To turn hydrogen into electricity, Dutch SME Nedstack will develop fuel cells for fixed and maritime use, while to improve storage, a French company Arkema will develop bio-based materials for hydrogen tanks to reduce the cost and time of manufacturing.

In transport, German manufacturer Daimler Truck will develop trucks powered by liquid hydrogen.

In addition to bringing together 35 companies in 15 member states and over 300 external participants, including universities and research organisations, the initiative promises to unlock €8.8 billion in private investment.

“With this IPCEI, we see EU hydrogen production moving “from lab to fab”; and our industry turning technological mastery into commercial leadership,” said Thierry Breton, EU commissioner for the internal market.

Industry welcomed this milestone in the process of securing public support for hydrogen projects.

“These pioneer projects carry big risk given the lack of a European market and infrastructure for hydrogen,” said Jorgo Chatzimarkakis, CEO of the industry association Hydrogen Europe. “The sector needs to set up the whole hydrogen ecosystem from hydrogen production to transport, storage and end use applications.
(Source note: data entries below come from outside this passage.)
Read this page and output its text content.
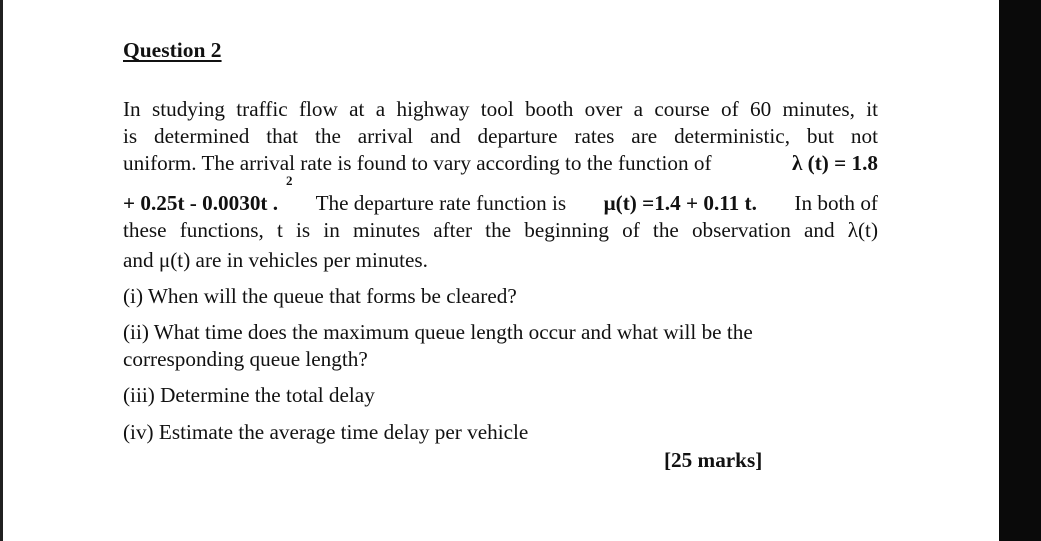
Question 2
In studying traffic flow at a highway tool booth over a course of 60 minutes, it
is determined that the arrival and departure rates are deterministic, but not
uniform. The arrival rate is found to vary according to the function of	λ (t) = 1.8
2
+ 0.25t - 0.0030t . The departure rate function is μ(t) =1.4 + 0.11 t. In both of
these functions, t is in minutes after the beginning of the observation and λ(t)
and μ(t) are in vehicles per minutes.

(i) When will the queue that forms be cleared?

(ii) What time does the maximum queue length occur and what will be the

corresponding queue length?

(iii) Determine the total delay

(iv) Estimate the average time delay per vehicle

[25 marks]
All this needs to be done in a synchronised manner, in record time and ensure it is commercially attractive to secure private investments.”

Hydrogen Europe also said it looks forward to the next stages of the initiative which are set to focus on industry decarbonisation, infrastructure, and mobility.

In a speech last week, Commission vice president Margarethe Vestager said the total investment in the IPCEI is expected to rise to almost €14.2 billion.

Hydrogen is set to play a key role in Europe’s future energy mix. The Commission published its first hydrogen strategy in 2020 and has since upped its ambitions calling for 20 million tonnes of renewable hydrogen to be utilised in the EU by 2030.

“Hydrogen has a huge potential going forward. Russia's unprovoked and unjustified military aggression against Ukraine has only underlined the need for Europe to diversify its energy sources and fast-forward the green transition. Among the many technologies required, hydrogen proves to be an indispensable component,” said Vestager.

But today renewable hydrogen produced by electrolysis of water into hydrogen and oxygen, makes up only a fraction of all hydrogen used in the EU. The IPCEI, together with other EU-funded initiatives such as the Clean Hydrogen industrial partnership under the EU’s Horizon Europe research programme, will aim to commercialise the necessary technologies increase production of the renewable version of the gas in the next few years.

Fifteen EU member states are involved in the IPCEI launched this week: Austria, Belgium, Czechia, Denmark, Estonia, Finland, France, Germany, Greece, Italy, Netherlands, Poland, Portugal, Slovakia and Spain.